4Sum

To solve this coding challenge, we need to find all unique quadruplets in a given array that sum up to a specific target. The quadruplets must be distinct, meaning none of the indices in any of the quadruplets should be the same. We'll leverage a recursive approach to break down the problem into more manageable sub-problems, eventually utilizing a two-pointer technique for the base case.

# Explanation:

  • We utilize a recursive function
    findNsum
    to reduce the N-sum problem into smaller problems until we reach the 2-sum problem.
  • First, we sort the array
    nums
    to facilitate the two-pointer technique for the 2-sum problem.
  • The
    findNsum
    function works as follows:
    • Base case: If
      N
      equals 2 (i.e., looking for pairs), use a two-pointer technique to find pairs that sum up to the reduced target.
    • Recursive case: For
      N > 2
      , loop through the array, and recursively reduce the problem to an (N-1)-sum problem while adjusting the target accordingly.
  • To ensure uniqueness, skip the elements that are the same as the previous one during iteration.
  • The main function initializes the recursion and sorts the result before returning it.

# Detailed Steps in Pseudocode:

  1. Sort the array : Sorting helps to use the two-pointer technique effectively.
  2. Recursive function : Define a recursive function
    findNsum
    .
    • Parameters : Input array
      nums
      , current target
      current_target
      , integer
      N
      (indicating the N-sum problem),
      current_result
      (stores the current quadruplet being constructed), and
      all_results
      (stores all valid quadruplets).
  3. Base case for recursion :
    • If
      N
      is 2, use two pointers (
      left
      and
      right
      ) to find pairs that sum up to
      current_target
      .
    • Adjust pointers and skip duplicates.
  4. Recursive case :
    • Iterate through the array, recursively call
      findNsum
      to reduce the problem to (N-1)-sum, and adjust the target by subtracting the current element.
  5. Initialize and call the recursion : Call
    findNsum
    from the main function with initial parameters.
  6. Return results : Return the list of unique quadruplets.

# Pseudocode:

                                            
# Function to find N unique numbers summing to target

def findNsum(nums, current_target, N, current_result, all_results):
    # if the length of nums is less than N or impossible to find a sum based on boundary conditions, return
    if len(nums) < N or N < 2 or current_target < nums[0] * N or current_target > nums[-1] * N:
        return
    
    # Base case: If looking for pairs (N == 2)
    if N == 2:
        left, right = 0, len(nums) - 1
        
        # Two-pointer technique to find pairs 
        while left < right:
            current_sum = nums[left] + nums[right]
            
            # Check if current pair sums to the target
            if current_sum == current_target:
                # Add found pair to results
                all_results.append(current_result + [nums[left], nums[right]])
                left += 1
                # Skip duplicates
                while left < right and nums[left] == nums[left - 1]:
                    left += 1
            elif current_sum < current_target:
                left += 1
            else:
                right -= 1
                
    else:
        # Recursive reduction for N-sum problem
        for i in range(len(nums) - N + 1):
            # Avoid duplicate results by skipping duplicates
            if i == 0 or (i > 0 and nums[i] != nums[i - 1]):
                # Recursively reduce the problem to an (N-1)-sum problem
                findNsum(nums[i + 1:], current_target - nums[i], N - 1, current_result + [nums[i]], all_results)
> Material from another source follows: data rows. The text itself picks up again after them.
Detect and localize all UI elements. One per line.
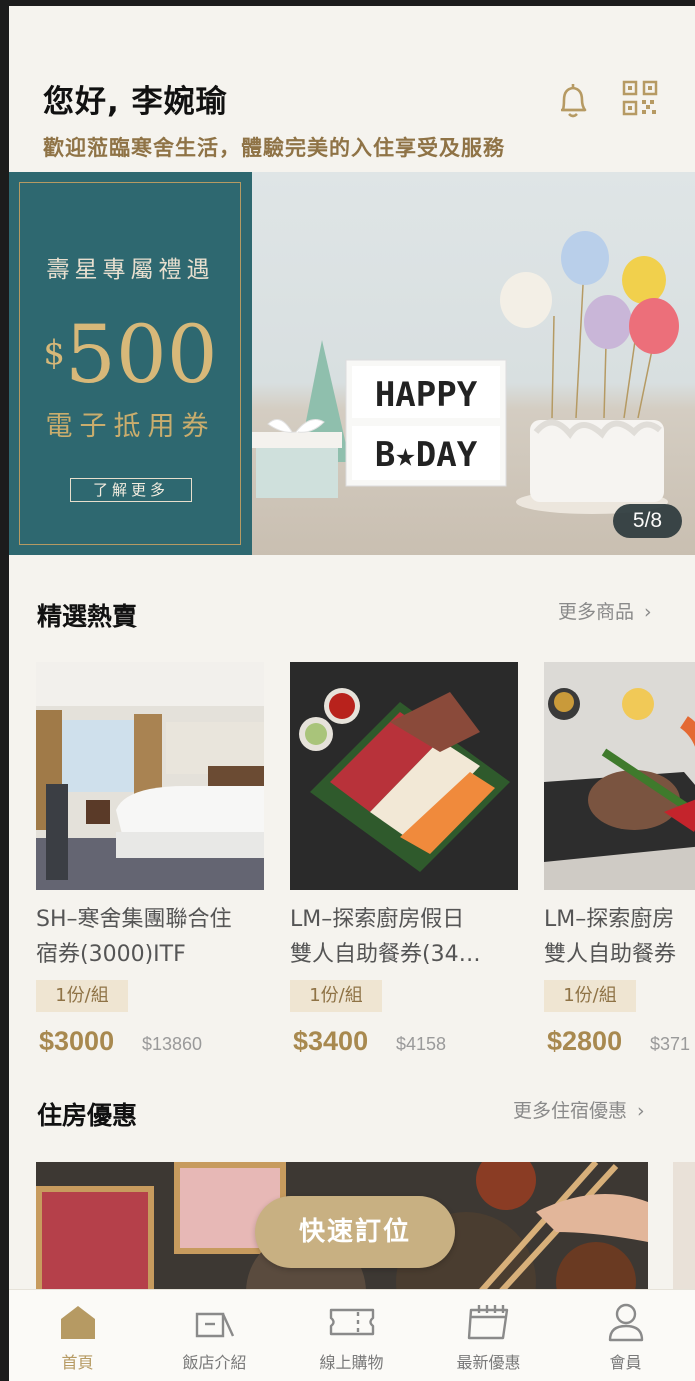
promo-subtitle: 電子抵用券 <box>45 411 216 442</box>
bottom-tab-bar: 首頁 飯店介紹 線上購物 最新優惠 會員 <box>9 1289 695 1381</box>
sign-line-1: HAPPY <box>375 375 478 415</box>
product-price: $3000 <box>39 1026 115 1056</box>
sign-line-2: B★DAY <box>375 435 478 475</box>
product-original-price: $13860 <box>142 1034 203 1054</box>
greeting-title: 您好, 李婉瑜 <box>43 84 228 120</box>
product-image <box>544 662 695 890</box>
product-name-line-1: LM–探索廚房 <box>544 907 675 932</box>
product-price: $2800 <box>547 1026 623 1056</box>
chevron-right-icon: › <box>644 601 652 623</box>
lodging-section-title: 住房優惠 <box>37 1101 138 1130</box>
grilled-steak-photo <box>544 662 695 890</box>
more-lodging-link[interactable]: 更多住宿優惠 › <box>513 1096 645 1123</box>
promo-amount: $500 <box>9 308 252 401</box>
tab-home[interactable]: 首頁 <box>9 1290 146 1381</box>
product-name: LM–探索廚房假日 雙人自助餐券(34… <box>290 902 522 972</box>
chevron-right-icon: › <box>637 1100 645 1122</box>
product-name: LM–探索廚房 雙人自助餐券 <box>544 902 695 972</box>
promo-banner-carousel[interactable]: 壽星專屬禮遇 $500 電子抵用券 了解更多 HAPPY B★DAY <box>9 172 695 555</box>
product-original-price: $371 <box>650 1034 691 1054</box>
product-unit-badge: 1份/組 <box>544 980 636 1012</box>
user-icon <box>608 1303 643 1342</box>
product-name: SH–寒舍集團聯合住 宿券(3000)ITF <box>36 902 268 972</box>
birthday-scene-illustration: HAPPY B★DAY <box>252 231 679 514</box>
promo-amount-value: 500 <box>64 308 218 401</box>
tab-hotel-intro-label: 飯店介紹 <box>182 1353 247 1372</box>
tab-member[interactable]: 會員 <box>557 1290 694 1381</box>
tab-member-label: 會員 <box>609 1353 642 1372</box>
lodging-offer-image-next[interactable] <box>673 1162 695 1297</box>
birthday-voucher-panel: 壽星專屬禮遇 $500 電子抵用券 了解更多 <box>9 172 252 555</box>
hotel-icon <box>195 1312 234 1338</box>
quick-booking-button[interactable]: 快速訂位 <box>255 1196 455 1268</box>
tab-latest-offers-label: 最新優惠 <box>456 1353 521 1372</box>
more-products-label: 更多商品 <box>558 601 635 623</box>
product-card[interactable]: LM–探索廚房 雙人自助餐券 1份/組 $2800 $371 <box>544 662 695 1062</box>
app-screen: 您好, 李婉瑜 歡迎蒞臨寒舍生活，體驗完美的入住享受及服務 壽星專屬禮遇 $50… <box>9 6 695 1381</box>
welcome-message: 歡迎蒞臨寒舍生活，體驗完美的入住享受及服務 <box>43 136 505 160</box>
product-image <box>36 662 264 890</box>
tab-online-shopping[interactable]: 線上購物 <box>283 1290 420 1381</box>
qr-code-icon[interactable] <box>622 80 658 116</box>
product-price: $3400 <box>293 1026 369 1056</box>
product-unit-badge: 1份/組 <box>290 980 382 1012</box>
product-name-line-1: SH–寒舍集團聯合住 <box>36 907 232 932</box>
product-unit-badge: 1份/組 <box>36 980 128 1012</box>
product-card[interactable]: LM–探索廚房假日 雙人自助餐券(34… 1份/組 $3400 $4158 <box>290 662 518 1062</box>
product-image <box>290 662 518 890</box>
featured-section-title: 精選熱賣 <box>37 602 138 631</box>
product-name-line-1: LM–探索廚房假日 <box>290 907 465 932</box>
sushi-platter-photo <box>290 662 518 890</box>
learn-more-button[interactable]: 了解更多 <box>70 478 192 502</box>
birthday-cake-photo: HAPPY B★DAY <box>252 172 695 555</box>
home-icon <box>60 1306 95 1339</box>
promo-currency: $ <box>43 333 65 373</box>
product-original-price: $4158 <box>396 1034 447 1054</box>
more-products-link[interactable]: 更多商品 › <box>558 597 652 624</box>
product-name-line-2: 宿券(3000)ITF <box>36 942 186 967</box>
tab-home-label: 首頁 <box>61 1353 94 1372</box>
tab-online-shopping-label: 線上購物 <box>319 1353 384 1372</box>
ticket-icon <box>329 1308 374 1336</box>
more-lodging-label: 更多住宿優惠 <box>513 1100 628 1122</box>
tab-hotel-intro[interactable]: 飯店介紹 <box>146 1290 283 1381</box>
hotel-room-photo <box>36 662 264 890</box>
promo-title: 壽星專屬禮遇 <box>46 257 215 283</box>
tab-latest-offers[interactable]: 最新優惠 <box>420 1290 557 1381</box>
product-name-line-2: 雙人自助餐券 <box>544 942 677 967</box>
product-name-line-2: 雙人自助餐券(34… <box>290 942 481 967</box>
calendar-icon <box>467 1305 508 1340</box>
carousel-page-indicator: 5/8 <box>613 504 682 538</box>
bell-icon[interactable] <box>555 80 591 120</box>
product-card[interactable]: SH–寒舍集團聯合住 宿券(3000)ITF 1份/組 $3000 $13860 <box>36 662 264 1062</box>
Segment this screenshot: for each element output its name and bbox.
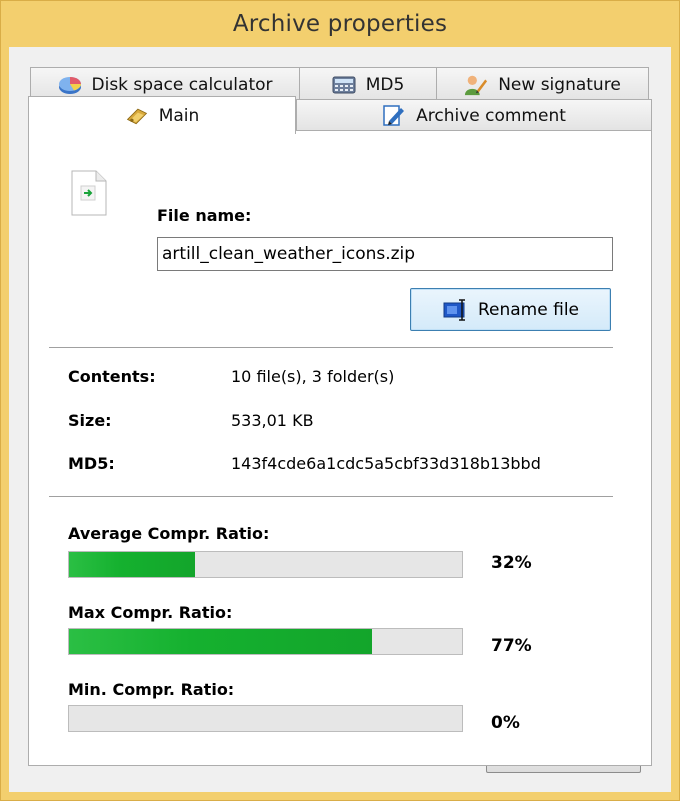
tab-archive-comment-label: Archive comment (416, 105, 566, 126)
min-ratio-label: Min. Compr. Ratio: (68, 680, 235, 699)
tab-md5-label: MD5 (365, 74, 405, 95)
tab-archive-comment[interactable]: Archive comment (296, 99, 652, 131)
rename-icon (442, 298, 470, 322)
contents-label: Contents: (68, 367, 156, 386)
contents-value: 10 file(s), 3 folder(s) (231, 367, 395, 386)
calculator-icon (332, 73, 356, 97)
average-ratio-percent: 32% (491, 553, 532, 573)
separator-bottom (49, 496, 613, 497)
user-pen-icon (464, 73, 488, 97)
average-ratio-fill (69, 552, 195, 577)
separator-top (49, 347, 613, 348)
max-ratio-label: Max Compr. Ratio: (68, 603, 233, 622)
file-name-input[interactable]: artill_clean_weather_icons.zip (157, 237, 613, 271)
tab-md5[interactable]: MD5 (299, 67, 437, 101)
md5-value: 143f4cde6a1cdc5a5cbf33d318b13bbd (231, 454, 541, 473)
min-ratio-percent: 0% (491, 713, 520, 733)
window-title: Archive properties (232, 11, 448, 37)
file-icon (69, 169, 109, 221)
size-label: Size: (68, 411, 112, 430)
tab-disk-space-label: Disk space calculator (91, 74, 273, 95)
rename-file-label: Rename file (477, 299, 579, 320)
max-ratio-fill (69, 629, 372, 654)
pie-chart-icon (58, 73, 82, 97)
rename-file-button[interactable]: Rename file (410, 288, 611, 331)
average-ratio-bar (68, 551, 463, 578)
file-name-label: File name: (157, 206, 252, 225)
tab-main-label: Main (158, 105, 200, 126)
max-ratio-bar (68, 628, 463, 655)
md5-label: MD5: (68, 454, 115, 473)
title-bar[interactable]: Archive properties (1, 1, 679, 47)
tab-new-signature[interactable]: New signature (436, 67, 649, 101)
main-tab-panel: File name: artill_clean_weather_icons.zi… (28, 130, 652, 766)
archive-properties-window: Archive properties Disk space calculator (0, 0, 680, 801)
size-value: 533,01 KB (231, 411, 314, 430)
min-ratio-bar (68, 705, 463, 732)
key-icon (125, 104, 149, 128)
max-ratio-percent: 77% (491, 636, 532, 656)
tab-new-signature-label: New signature (498, 74, 621, 95)
tab-main[interactable]: Main (28, 96, 296, 134)
average-ratio-label: Average Compr. Ratio: (68, 524, 270, 543)
dialog-client: Disk space calculator MD5 New signature … (9, 47, 671, 792)
pen-sheet-icon (382, 104, 406, 128)
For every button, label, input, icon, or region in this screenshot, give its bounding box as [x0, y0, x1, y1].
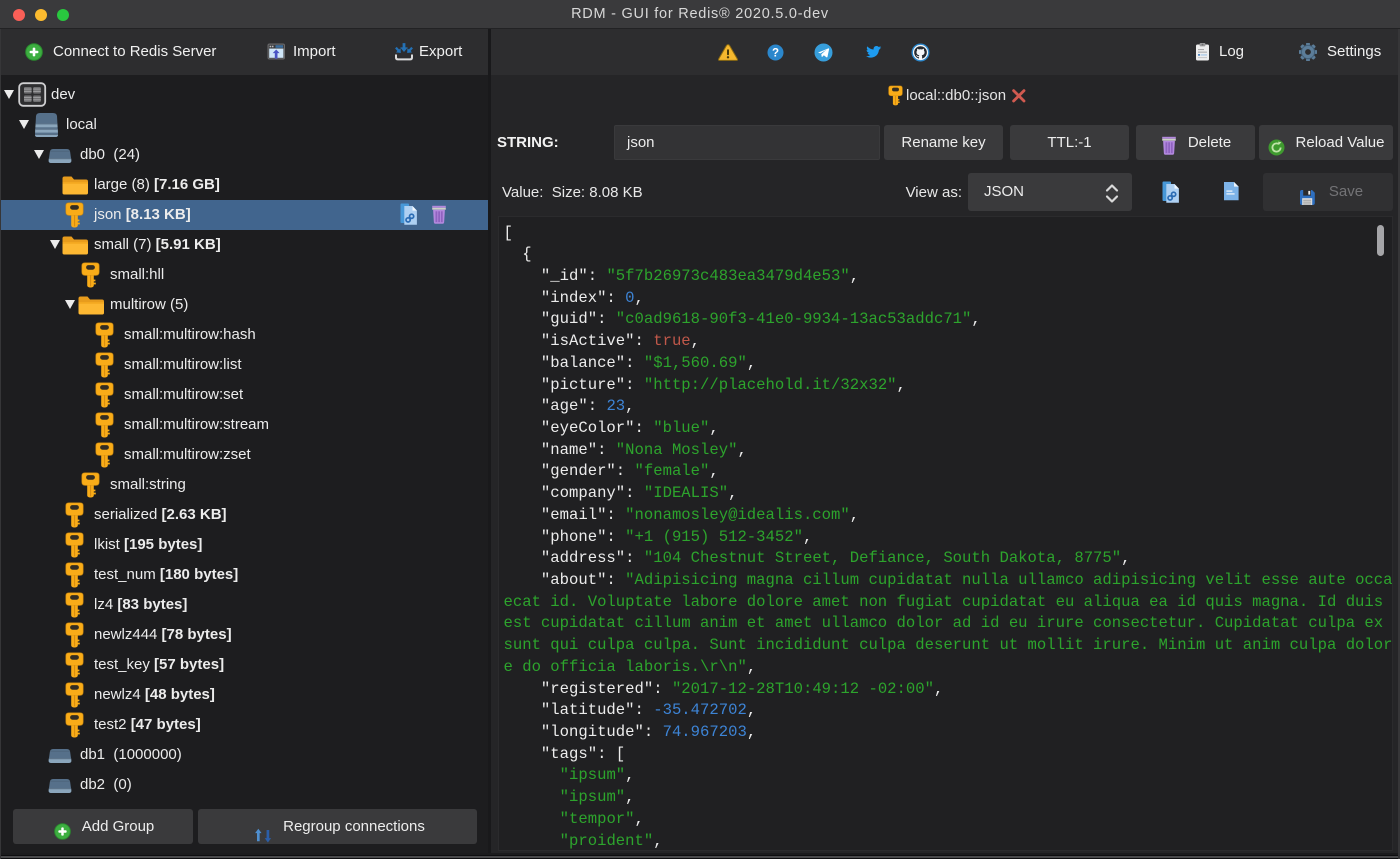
svg-text:?: ? — [772, 47, 779, 59]
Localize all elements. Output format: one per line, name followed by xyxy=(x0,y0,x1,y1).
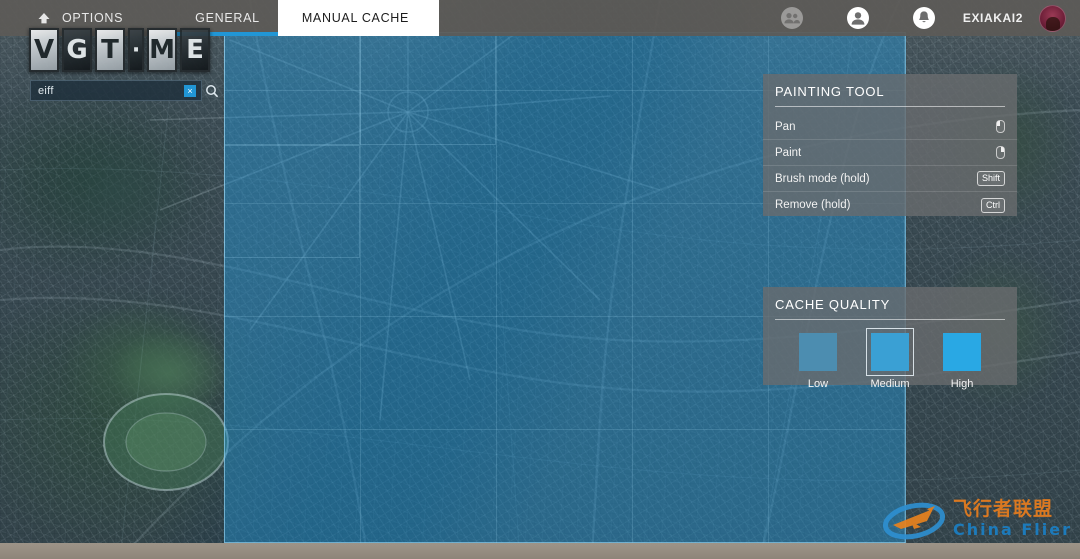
tab-general-label: GENERAL xyxy=(195,11,260,25)
chinaflier-logo-icon xyxy=(882,502,946,540)
divider xyxy=(775,319,1005,320)
painting-tool-row-remove: Remove (hold) Ctrl xyxy=(763,192,1017,218)
mouse-right-button-icon xyxy=(996,146,1005,159)
key-badge-ctrl: Ctrl xyxy=(981,197,1005,213)
home-up-arrow-icon[interactable] xyxy=(36,10,52,26)
cache-quality-option-high[interactable]: High xyxy=(935,333,989,390)
magnifier-icon[interactable] xyxy=(202,80,222,101)
painting-tool-title: PAINTING TOOL xyxy=(763,74,1017,114)
tab-manual-cache[interactable]: MANUAL CACHE xyxy=(277,0,440,36)
row-label: Brush mode (hold) xyxy=(775,172,870,185)
search-input[interactable]: eiff × xyxy=(30,80,202,101)
row-label: Paint xyxy=(775,146,802,159)
row-label: Pan xyxy=(775,120,796,133)
vgtime-tile: T xyxy=(95,28,125,72)
avatar[interactable] xyxy=(1039,4,1066,32)
painting-tool-row-brush-mode: Brush mode (hold) Shift xyxy=(763,166,1017,192)
painting-tool-panel: PAINTING TOOL Pan Paint Brush mode (hold… xyxy=(763,74,1017,216)
friends-icon[interactable] xyxy=(780,7,803,29)
painting-tool-title-text: PAINTING TOOL xyxy=(775,84,885,99)
profile-icon[interactable] xyxy=(846,7,869,29)
chinaflier-en-text: China Flier xyxy=(952,520,1072,539)
notifications-icon[interactable] xyxy=(912,7,935,29)
vgtime-tile: V xyxy=(29,28,59,72)
vgtime-tile: G xyxy=(62,28,92,72)
quality-swatch xyxy=(943,333,981,371)
quality-swatch xyxy=(866,328,914,376)
clear-search-button[interactable]: × xyxy=(184,84,196,97)
key-badge-shift: Shift xyxy=(976,171,1005,186)
vgtime-watermark: V G T · M E xyxy=(29,28,210,72)
vgtime-tile: M xyxy=(147,28,177,72)
quality-swatch xyxy=(799,333,837,371)
cache-quality-option-medium[interactable]: Medium xyxy=(863,328,917,390)
quality-label: High xyxy=(950,378,974,390)
vgtime-tile: · xyxy=(128,28,144,72)
map-search: eiff × xyxy=(30,80,222,101)
username-label: EXIAKAI2 xyxy=(962,11,1023,25)
options-label[interactable]: OPTIONS xyxy=(62,11,123,25)
tab-manual-cache-label: MANUAL CACHE xyxy=(301,11,410,25)
cache-quality-panel: CACHE QUALITY Low Medium High xyxy=(763,287,1017,390)
vgtime-tile: E xyxy=(180,28,210,72)
chinaflier-watermark: 飞行者联盟 China Flier xyxy=(881,491,1072,547)
chinaflier-text: 飞行者联盟 China Flier xyxy=(953,500,1072,538)
cache-quality-options: Low Medium High xyxy=(763,328,1017,390)
cache-quality-option-low[interactable]: Low xyxy=(791,333,845,390)
quality-label: Medium xyxy=(870,378,910,390)
search-input-value: eiff xyxy=(38,84,54,97)
chinaflier-cn-text: 飞行者联盟 xyxy=(952,498,1053,520)
painting-tool-row-paint: Paint xyxy=(763,140,1017,166)
cache-quality-title: CACHE QUALITY xyxy=(763,287,1017,327)
racetrack-feature xyxy=(103,393,229,491)
quality-label: Low xyxy=(807,378,829,390)
mouse-left-button-icon xyxy=(996,120,1005,133)
cache-quality-title-text: CACHE QUALITY xyxy=(775,297,891,312)
app-root: OPTIONS GENERAL MANUAL CACHE EXIAKAI2 V … xyxy=(0,0,1080,559)
painting-tool-row-pan: Pan xyxy=(763,114,1017,140)
divider xyxy=(775,106,1005,107)
tab-bar: GENERAL MANUAL CACHE xyxy=(177,0,440,36)
topbar-actions: EXIAKAI2 xyxy=(759,4,1080,32)
row-label: Remove (hold) xyxy=(775,199,851,211)
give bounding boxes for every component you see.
# Main function to find all unique quadruplets
def fourSum(nums, target):
    all_results = []  # List to store all unique quadruplets
    nums.sort()       # Sort the array to facilitate the two-pointer approach for the 2-sum problem
    findNsum(nums, target, 4, [], all_results)  # Start the recursion for 4-sum
    return all_results

# Example usage:
# print(fourSum([1, 0, -1, 0, -2, 2], 0))  # Expected output: [[-2, -1, 1, 2], [-2, 0, 0, 2], [-1, 0, 0, 1]]

                                        
This detailed methodology leverages sorting, recursion, and the two-pointer technique in pseudocode to precisely find all unique quadruplets summing up to a target value.